Manipur Chief Minister N. Biren Singh on Oct. 8 instructed the authorities not to provide essential services like water and power and benefits of various government welfare schemes to villages in the hilly districts if they are unregistered.
Though Singh did not clarify what he meant by “unregistered villages,” media reports said the chief minister was referring to villages that have emerged in the Kuki-dominated areas since 2006.
“This move is yet another attempt to target indigenous Christians who are mostly from the Kuki-Zo community, living in the state’s five hilly districts,” said a Church leader based in the capital, Imphal.

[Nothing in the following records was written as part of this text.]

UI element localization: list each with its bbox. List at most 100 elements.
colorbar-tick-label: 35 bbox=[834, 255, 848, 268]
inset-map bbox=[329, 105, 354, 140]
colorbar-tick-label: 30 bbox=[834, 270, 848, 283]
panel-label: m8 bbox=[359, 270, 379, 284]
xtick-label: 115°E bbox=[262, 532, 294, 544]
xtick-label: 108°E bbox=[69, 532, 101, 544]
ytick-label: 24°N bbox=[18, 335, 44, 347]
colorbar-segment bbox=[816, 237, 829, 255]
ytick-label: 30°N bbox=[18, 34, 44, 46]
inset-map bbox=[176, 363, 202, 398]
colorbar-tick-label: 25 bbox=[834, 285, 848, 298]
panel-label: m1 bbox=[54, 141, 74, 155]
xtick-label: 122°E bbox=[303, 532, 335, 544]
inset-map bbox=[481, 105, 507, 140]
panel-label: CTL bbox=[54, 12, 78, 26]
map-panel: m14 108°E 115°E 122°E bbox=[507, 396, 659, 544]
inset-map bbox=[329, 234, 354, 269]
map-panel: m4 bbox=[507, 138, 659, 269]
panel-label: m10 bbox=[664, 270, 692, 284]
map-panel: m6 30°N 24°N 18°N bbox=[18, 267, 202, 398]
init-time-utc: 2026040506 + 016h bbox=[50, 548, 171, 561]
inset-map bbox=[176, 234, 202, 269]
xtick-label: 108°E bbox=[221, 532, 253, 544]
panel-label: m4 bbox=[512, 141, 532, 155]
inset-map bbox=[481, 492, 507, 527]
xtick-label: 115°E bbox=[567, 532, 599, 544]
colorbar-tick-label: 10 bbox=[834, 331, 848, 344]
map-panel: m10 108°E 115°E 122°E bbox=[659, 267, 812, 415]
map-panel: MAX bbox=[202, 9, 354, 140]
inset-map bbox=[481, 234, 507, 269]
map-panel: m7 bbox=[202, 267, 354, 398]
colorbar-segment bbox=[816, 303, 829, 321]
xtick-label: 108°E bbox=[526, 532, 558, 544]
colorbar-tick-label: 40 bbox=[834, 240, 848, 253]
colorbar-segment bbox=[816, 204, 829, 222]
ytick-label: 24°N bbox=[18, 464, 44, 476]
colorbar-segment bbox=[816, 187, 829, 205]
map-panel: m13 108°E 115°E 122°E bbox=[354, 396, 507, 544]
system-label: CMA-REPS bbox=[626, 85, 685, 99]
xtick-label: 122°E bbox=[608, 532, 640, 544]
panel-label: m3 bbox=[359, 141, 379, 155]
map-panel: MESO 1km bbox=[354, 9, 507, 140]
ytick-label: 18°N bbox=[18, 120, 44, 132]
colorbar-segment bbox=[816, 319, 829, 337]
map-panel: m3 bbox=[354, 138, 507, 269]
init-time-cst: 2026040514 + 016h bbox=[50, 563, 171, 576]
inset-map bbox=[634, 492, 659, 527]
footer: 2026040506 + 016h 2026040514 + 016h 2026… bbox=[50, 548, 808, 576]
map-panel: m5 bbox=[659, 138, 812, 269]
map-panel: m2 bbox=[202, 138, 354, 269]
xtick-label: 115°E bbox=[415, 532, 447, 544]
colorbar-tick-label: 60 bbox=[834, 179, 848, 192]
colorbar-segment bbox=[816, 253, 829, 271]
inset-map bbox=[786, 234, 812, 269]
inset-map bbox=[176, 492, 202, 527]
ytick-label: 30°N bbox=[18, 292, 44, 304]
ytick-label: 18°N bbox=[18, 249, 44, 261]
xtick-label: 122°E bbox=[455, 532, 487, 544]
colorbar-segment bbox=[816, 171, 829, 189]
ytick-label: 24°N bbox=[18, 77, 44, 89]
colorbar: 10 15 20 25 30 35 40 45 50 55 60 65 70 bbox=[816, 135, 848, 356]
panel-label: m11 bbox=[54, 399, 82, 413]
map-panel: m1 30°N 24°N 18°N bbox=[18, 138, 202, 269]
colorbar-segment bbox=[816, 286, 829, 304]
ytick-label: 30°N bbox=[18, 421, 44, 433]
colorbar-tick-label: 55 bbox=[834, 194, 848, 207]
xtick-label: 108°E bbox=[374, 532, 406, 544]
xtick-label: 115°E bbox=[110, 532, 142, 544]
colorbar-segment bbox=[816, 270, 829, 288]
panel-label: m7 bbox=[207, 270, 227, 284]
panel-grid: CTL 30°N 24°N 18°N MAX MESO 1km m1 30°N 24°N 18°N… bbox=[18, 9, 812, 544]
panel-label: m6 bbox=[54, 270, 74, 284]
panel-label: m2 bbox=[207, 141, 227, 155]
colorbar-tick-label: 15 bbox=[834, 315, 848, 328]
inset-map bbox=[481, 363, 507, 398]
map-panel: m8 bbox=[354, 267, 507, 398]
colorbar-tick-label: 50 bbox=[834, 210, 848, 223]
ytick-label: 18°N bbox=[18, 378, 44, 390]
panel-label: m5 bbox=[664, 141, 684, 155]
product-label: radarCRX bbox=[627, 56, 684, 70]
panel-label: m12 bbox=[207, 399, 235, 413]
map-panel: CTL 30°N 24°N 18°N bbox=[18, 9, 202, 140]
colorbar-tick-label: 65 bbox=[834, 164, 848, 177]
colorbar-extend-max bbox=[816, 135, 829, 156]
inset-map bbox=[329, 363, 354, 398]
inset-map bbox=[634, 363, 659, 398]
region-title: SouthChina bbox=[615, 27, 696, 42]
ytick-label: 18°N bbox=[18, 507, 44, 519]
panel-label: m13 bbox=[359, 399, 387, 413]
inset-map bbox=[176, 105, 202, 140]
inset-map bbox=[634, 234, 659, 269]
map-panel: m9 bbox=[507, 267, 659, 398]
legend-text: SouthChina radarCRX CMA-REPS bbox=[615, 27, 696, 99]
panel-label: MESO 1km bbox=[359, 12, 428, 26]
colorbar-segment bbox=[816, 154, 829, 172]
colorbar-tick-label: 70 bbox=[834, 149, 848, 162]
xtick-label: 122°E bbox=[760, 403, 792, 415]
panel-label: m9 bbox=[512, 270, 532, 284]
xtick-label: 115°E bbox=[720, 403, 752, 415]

He requested that his name not be revealed for security reasons.
Another church leader based in a hilly district said that many people lost their houses and businesses during the ongoing sectarian violence and took shelter in other villages.

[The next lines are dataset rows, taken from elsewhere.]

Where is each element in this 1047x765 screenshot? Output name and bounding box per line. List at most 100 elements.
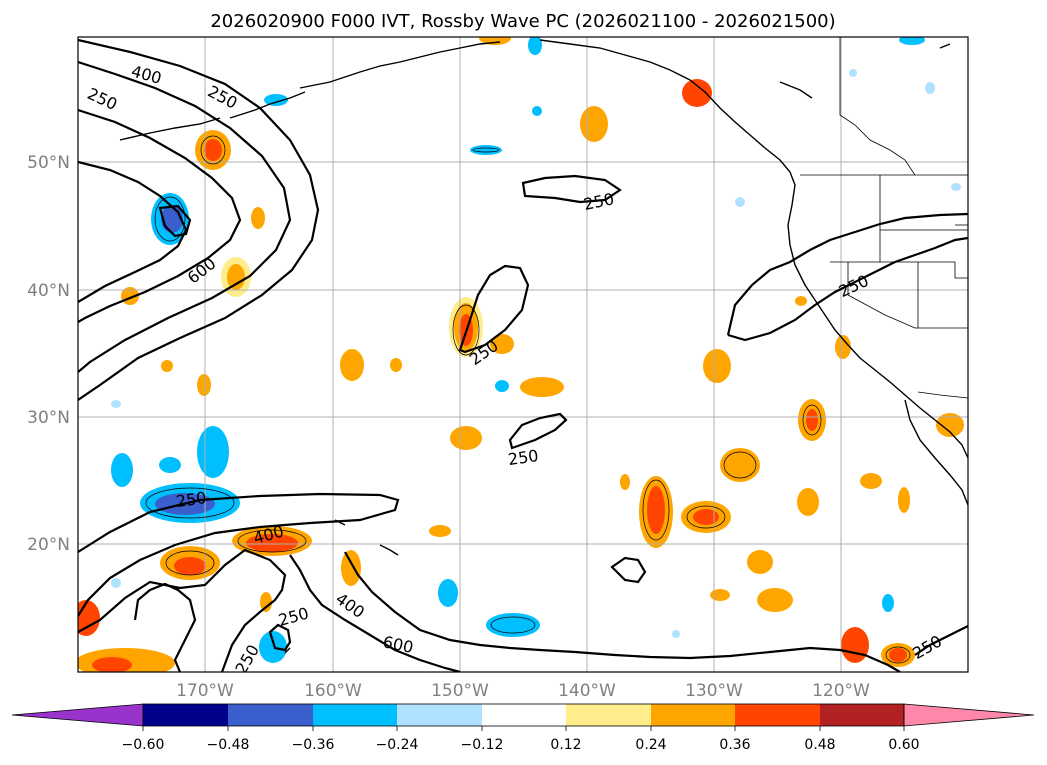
patch [341, 550, 361, 586]
patch [78, 600, 100, 636]
colorbar-tick-label: −0.48 [207, 737, 250, 753]
colorbar-tick-label: 0.24 [635, 737, 666, 753]
patch [111, 578, 121, 588]
patch [227, 264, 245, 290]
patch [111, 400, 121, 408]
patch [620, 474, 630, 490]
patch [111, 453, 133, 487]
patch [682, 79, 712, 107]
patch [841, 627, 869, 663]
patch [936, 413, 964, 437]
colorbar-tick-label: 0.48 [804, 737, 835, 753]
patch [806, 409, 818, 431]
colorbar-extend-min [11, 703, 144, 727]
patch [260, 592, 272, 612]
patch [693, 509, 719, 525]
patch [951, 183, 961, 191]
latitude-labels: 50°N 40°N 30°N 20°N [27, 153, 70, 555]
patch [450, 426, 482, 450]
coastlines [119, 39, 968, 654]
colorbar-tick-label: 0.12 [550, 737, 581, 753]
colorbar-tick-label: −0.36 [292, 737, 335, 753]
patch [259, 631, 287, 663]
colorbar-bin [228, 704, 313, 726]
graticule [78, 37, 968, 672]
colorbar-bin [651, 704, 735, 726]
patch [720, 448, 760, 482]
patch [197, 374, 211, 396]
patch [860, 473, 882, 489]
patch [647, 486, 665, 534]
patch [528, 37, 542, 55]
patch [747, 550, 773, 574]
patch [532, 106, 542, 116]
colorbar-bin [397, 704, 482, 726]
lon-label: 140°W [558, 681, 616, 701]
patch [264, 94, 288, 106]
lat-label: 20°N [27, 535, 70, 555]
patch [520, 377, 564, 397]
contour-label: 250 [175, 488, 208, 511]
patch [429, 525, 451, 537]
lon-label: 150°W [431, 681, 489, 701]
colorbar: −0.60 −0.48 −0.36 −0.24 −0.12 0.12 0.24 … [11, 703, 1035, 753]
patch [835, 335, 851, 359]
lon-label: 130°W [685, 681, 743, 701]
patch [340, 349, 364, 381]
colorbar-tick-label: 0.36 [719, 737, 750, 753]
patch [251, 207, 265, 229]
longitude-labels: 170°W 160°W 150°W 140°W 130°W 120°W [176, 681, 870, 701]
patch [710, 589, 730, 601]
map-title: 2026020900 F000 IVT, Rossby Wave PC (202… [210, 11, 835, 32]
colorbar-tick-label: −0.12 [461, 737, 504, 753]
lon-label: 120°W [812, 681, 870, 701]
patch [197, 426, 229, 478]
colorbar-bin [735, 704, 820, 726]
borders [800, 37, 968, 399]
patch [735, 197, 745, 207]
lon-label: 170°W [176, 681, 234, 701]
lat-label: 50°N [27, 153, 70, 173]
patch [470, 145, 502, 155]
lon-label: 160°W [304, 681, 362, 701]
patch [580, 106, 608, 142]
patch [204, 139, 222, 161]
patch [757, 588, 793, 612]
patch [438, 579, 458, 607]
patch [490, 334, 514, 354]
ivt-contours [78, 38, 968, 672]
patch [898, 487, 910, 513]
patch [672, 630, 680, 638]
patch [246, 534, 298, 552]
patch [92, 657, 132, 672]
colorbar-tick-label: −0.24 [376, 737, 419, 753]
map-frame [77, 36, 969, 673]
patch [899, 37, 925, 45]
patch [703, 349, 731, 383]
patch [495, 380, 509, 392]
lat-label: 40°N [27, 281, 70, 301]
patch [882, 594, 894, 612]
patch [486, 613, 540, 637]
patch [849, 69, 857, 77]
colorbar-bin [143, 704, 228, 726]
patch [925, 82, 935, 94]
patch [889, 648, 907, 662]
colorbar-bin [820, 704, 904, 726]
pc-outlines [145, 135, 911, 664]
colorbar-tick-label: 0.60 [888, 737, 919, 753]
colorbar-bin [566, 704, 651, 726]
patch [159, 457, 181, 473]
patch [174, 557, 206, 575]
patch [390, 358, 402, 372]
patch [795, 296, 807, 306]
patch [797, 488, 819, 516]
colorbar-bin [313, 704, 397, 726]
patch [161, 360, 173, 372]
lat-label: 30°N [27, 408, 70, 428]
colorbar-extend-max [903, 703, 1035, 727]
contour-label: 250 [507, 446, 540, 469]
colorbar-bin [482, 704, 566, 726]
colorbar-tick-label: −0.60 [122, 737, 165, 753]
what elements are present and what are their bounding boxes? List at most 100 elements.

“A few of them have set up temporary houses in other villages. If the government does not recognize them, it will be like adding insult to injury,” he said on the condition of anonymity.

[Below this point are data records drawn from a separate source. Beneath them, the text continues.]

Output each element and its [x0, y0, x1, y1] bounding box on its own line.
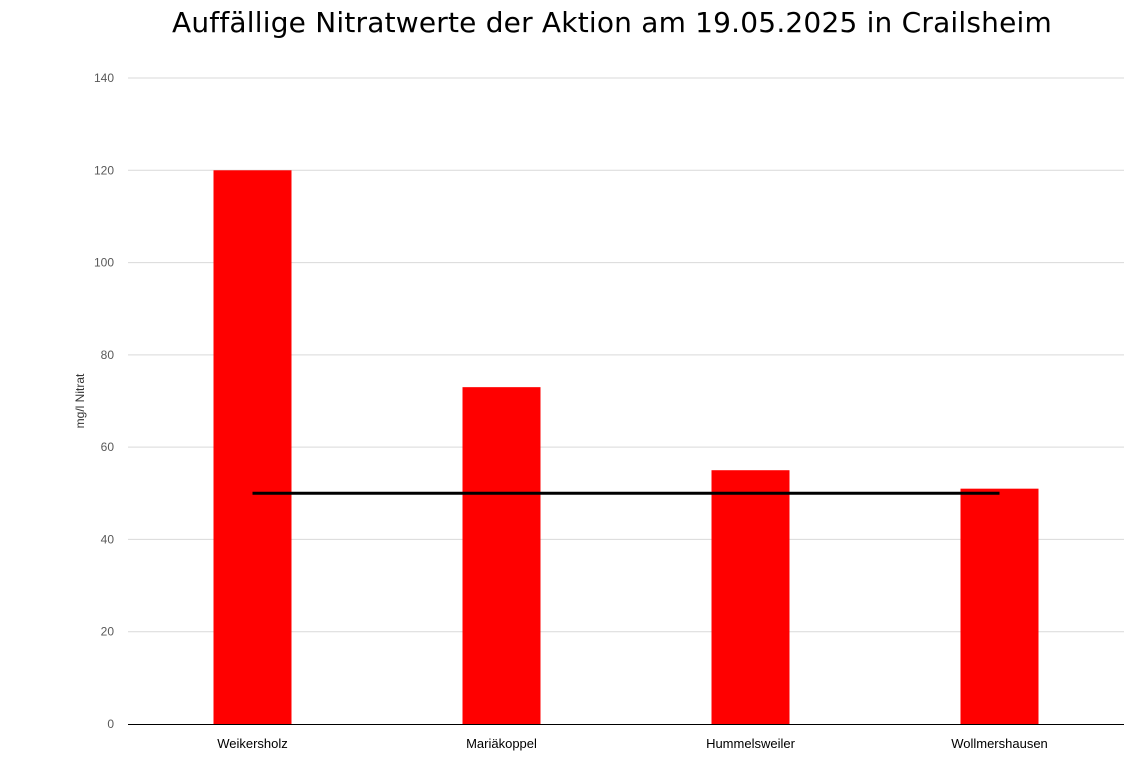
x-tick-label: Hummelsweiler [706, 736, 796, 751]
y-tick-label: 60 [101, 440, 115, 454]
chart-title: Auffällige Nitratwerte der Aktion am 19.… [172, 6, 1052, 39]
y-tick-label: 100 [94, 256, 114, 270]
y-axis-title: mg/l Nitrat [73, 373, 87, 428]
bar-weikersholz [213, 170, 292, 725]
labels: 0 20 40 60 80 100 120 140 Weikersholz Mariäkoppel… [94, 71, 1048, 751]
x-tick-label: Weikersholz [217, 736, 288, 751]
y-tick-label: 120 [94, 163, 114, 177]
bars [213, 170, 1039, 725]
bar-hummelsweiler [711, 470, 790, 724]
bar-mariäkoppel [462, 387, 541, 724]
gridlines [128, 77, 1124, 633]
x-tick-label: Wollmershausen [951, 736, 1048, 751]
y-tick-label: 0 [107, 717, 114, 731]
y-tick-label: 80 [101, 348, 115, 362]
bar-wollmershausen [960, 488, 1039, 724]
y-tick-label: 20 [101, 625, 115, 639]
x-tick-label: Mariäkoppel [466, 736, 537, 751]
y-tick-label: 140 [94, 71, 114, 85]
y-tick-label: 40 [101, 532, 115, 546]
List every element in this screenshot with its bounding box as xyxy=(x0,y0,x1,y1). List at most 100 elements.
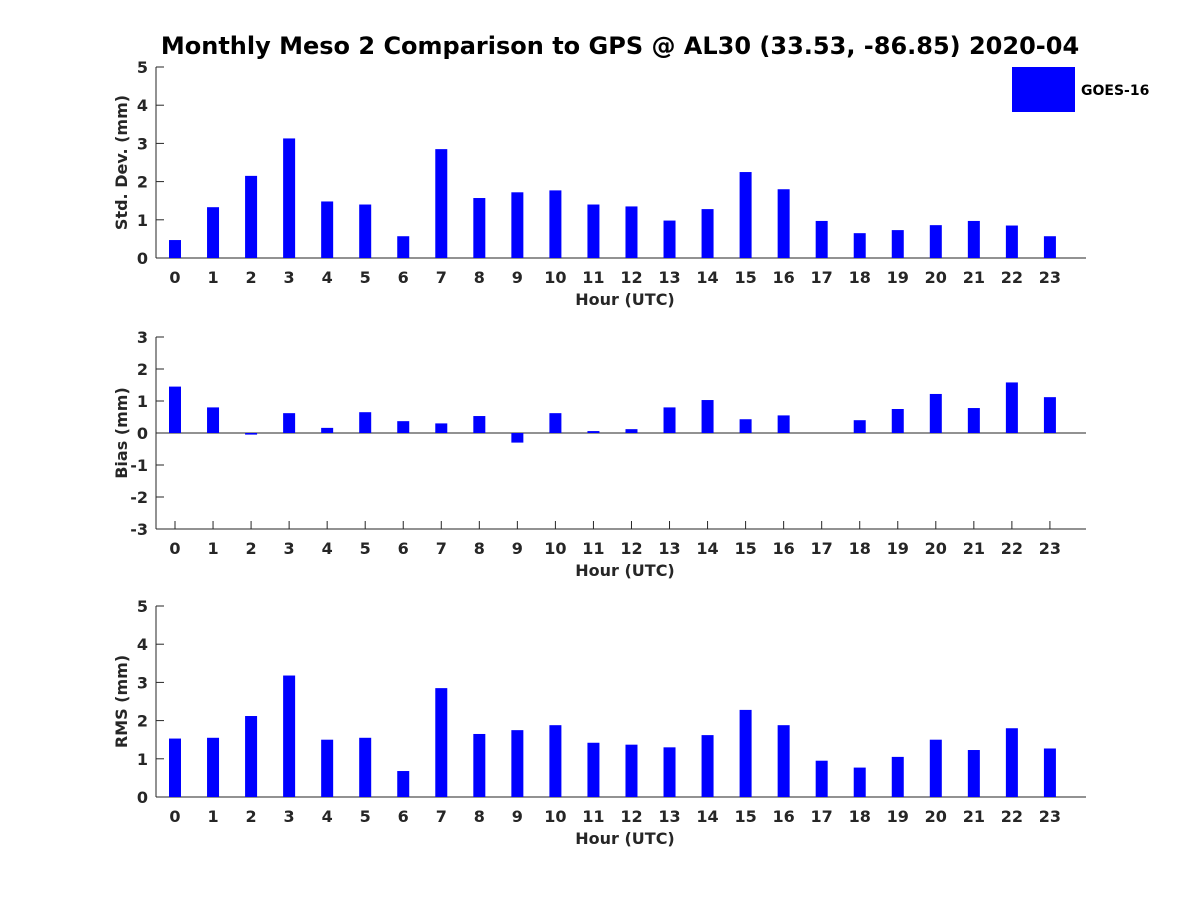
x-tick-label: 6 xyxy=(398,539,409,558)
x-tick-label: 4 xyxy=(322,807,333,826)
x-tick-label: 5 xyxy=(360,539,371,558)
y-tick-label: 0 xyxy=(137,424,148,443)
bar xyxy=(853,767,866,797)
bar xyxy=(473,733,486,797)
x-tick-label: 23 xyxy=(1039,539,1061,558)
bar xyxy=(359,737,372,797)
bar xyxy=(245,433,258,435)
x-tick-label: 9 xyxy=(512,539,523,558)
y-axis-label: Std. Dev. (mm) xyxy=(112,95,131,230)
x-tick-label: 15 xyxy=(734,268,756,287)
bar xyxy=(1005,728,1018,797)
bar xyxy=(435,423,448,433)
x-tick-label: 10 xyxy=(544,807,566,826)
bar xyxy=(777,415,790,433)
chart-title: Monthly Meso 2 Comparison to GPS @ AL30 … xyxy=(161,32,1079,60)
x-tick-label: 0 xyxy=(169,539,180,558)
y-tick-label: 5 xyxy=(137,58,148,77)
x-tick-label: 2 xyxy=(246,268,257,287)
bar xyxy=(435,688,448,797)
x-tick-label: 12 xyxy=(620,268,642,287)
legend-swatch xyxy=(1012,67,1075,112)
x-tick-label: 20 xyxy=(925,268,947,287)
bar xyxy=(549,413,562,433)
bar xyxy=(777,189,790,258)
bar xyxy=(169,386,181,433)
bar xyxy=(587,204,600,258)
bar xyxy=(929,393,942,433)
x-tick-label: 23 xyxy=(1039,268,1061,287)
x-tick-label: 18 xyxy=(849,268,871,287)
x-tick-label: 20 xyxy=(925,807,947,826)
bar xyxy=(207,737,220,797)
x-tick-label: 9 xyxy=(512,268,523,287)
y-tick-label: 3 xyxy=(137,328,148,347)
x-tick-label: 21 xyxy=(963,268,985,287)
x-axis-label: Hour (UTC) xyxy=(575,290,675,309)
x-tick-label: 6 xyxy=(398,268,409,287)
bar xyxy=(321,739,334,797)
x-tick-label: 21 xyxy=(963,807,985,826)
bar xyxy=(1005,225,1018,258)
bar xyxy=(891,756,904,797)
bar xyxy=(245,716,258,797)
x-tick-label: 13 xyxy=(658,539,680,558)
x-tick-label: 7 xyxy=(436,268,447,287)
bar xyxy=(473,416,486,433)
y-tick-label: -2 xyxy=(130,488,148,507)
bar xyxy=(1043,236,1056,258)
x-tick-label: 8 xyxy=(474,268,485,287)
bar xyxy=(739,172,752,258)
bar xyxy=(1043,748,1056,797)
bar xyxy=(815,760,828,797)
y-axis-label: Bias (mm) xyxy=(112,387,131,479)
bar xyxy=(207,407,220,433)
x-tick-label: 12 xyxy=(620,807,642,826)
x-tick-label: 17 xyxy=(811,807,833,826)
y-tick-label: 4 xyxy=(137,96,148,115)
x-tick-label: 3 xyxy=(284,539,295,558)
x-axis-label: Hour (UTC) xyxy=(575,829,675,848)
y-tick-label: 2 xyxy=(137,173,148,192)
x-tick-label: 19 xyxy=(887,807,909,826)
x-tick-label: 18 xyxy=(849,807,871,826)
x-tick-label: 0 xyxy=(169,268,180,287)
y-tick-label: 1 xyxy=(137,750,148,769)
bar xyxy=(283,675,296,797)
bar xyxy=(587,742,600,797)
legend-label: GOES-16 xyxy=(1081,83,1149,99)
y-tick-label: 2 xyxy=(137,712,148,731)
x-tick-label: 15 xyxy=(734,807,756,826)
x-tick-label: 20 xyxy=(925,539,947,558)
bar xyxy=(473,198,486,258)
bar xyxy=(549,190,562,258)
x-tick-label: 3 xyxy=(284,807,295,826)
x-tick-label: 2 xyxy=(246,807,257,826)
x-tick-label: 13 xyxy=(658,807,680,826)
bar xyxy=(777,725,790,797)
x-tick-label: 6 xyxy=(398,807,409,826)
x-tick-label: 7 xyxy=(436,539,447,558)
bar xyxy=(967,750,980,797)
bar xyxy=(625,206,638,258)
bar xyxy=(967,408,980,433)
bar xyxy=(283,413,296,433)
bar xyxy=(853,233,866,258)
x-tick-label: 19 xyxy=(887,539,909,558)
x-tick-label: 9 xyxy=(512,807,523,826)
x-tick-label: 4 xyxy=(322,539,333,558)
bar xyxy=(701,735,714,797)
bar xyxy=(549,725,562,797)
bar xyxy=(169,240,181,258)
x-tick-label: 8 xyxy=(474,807,485,826)
bar xyxy=(701,209,714,258)
x-tick-label: 4 xyxy=(322,268,333,287)
bar xyxy=(245,175,258,258)
x-tick-label: 11 xyxy=(582,268,604,287)
y-tick-label: 3 xyxy=(137,134,148,153)
bar xyxy=(511,433,524,443)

Singh, a leader of the Hindu right-wing Bharatiya Janata Party (BJP) of Prime Minister Narendra Modi, has repeatedly blamed “illegal migrants” from neighboring civil war-hit Myanmar for the ongoing violence in the state and accused the Kuki-Zo communities of giving shelter to them.
Singh belongs to the majority Meitei community, which is at loggerheads with the predominantly Christian Kuki-Zo tribal people.“The government decision to disconnect water or electricity supply will lead to further hostilities between the warring groups,” noted the Church leader.
He said the Meiteis and the Kuki-Zo communities cannot co-exist anymore.
Among the 3.2 million people in the state, 41 percent are indigenous Kuki_zo people, mostly Christians, and the influential and wealthy Meiteis Hindus who live in the valleys account for 53 percent.
Their feud over granting tribal status to the Meitei Hindus to avail reservation benefits under India’s affirmation action policy has seen the death of nearly 230 people and the uprooting of nearly 60,000, most of them Christians.
Christians allege that the official tribal status will allow the influential Meitei community to buy land in Indigenous areas in the districts of Senapati, Tamenglong, Churachandpur, Chandel, and Ukhrul.
Christians have been seeking the resignation of Singh over his failure to contain the sectarian violence that started on May 3 last year.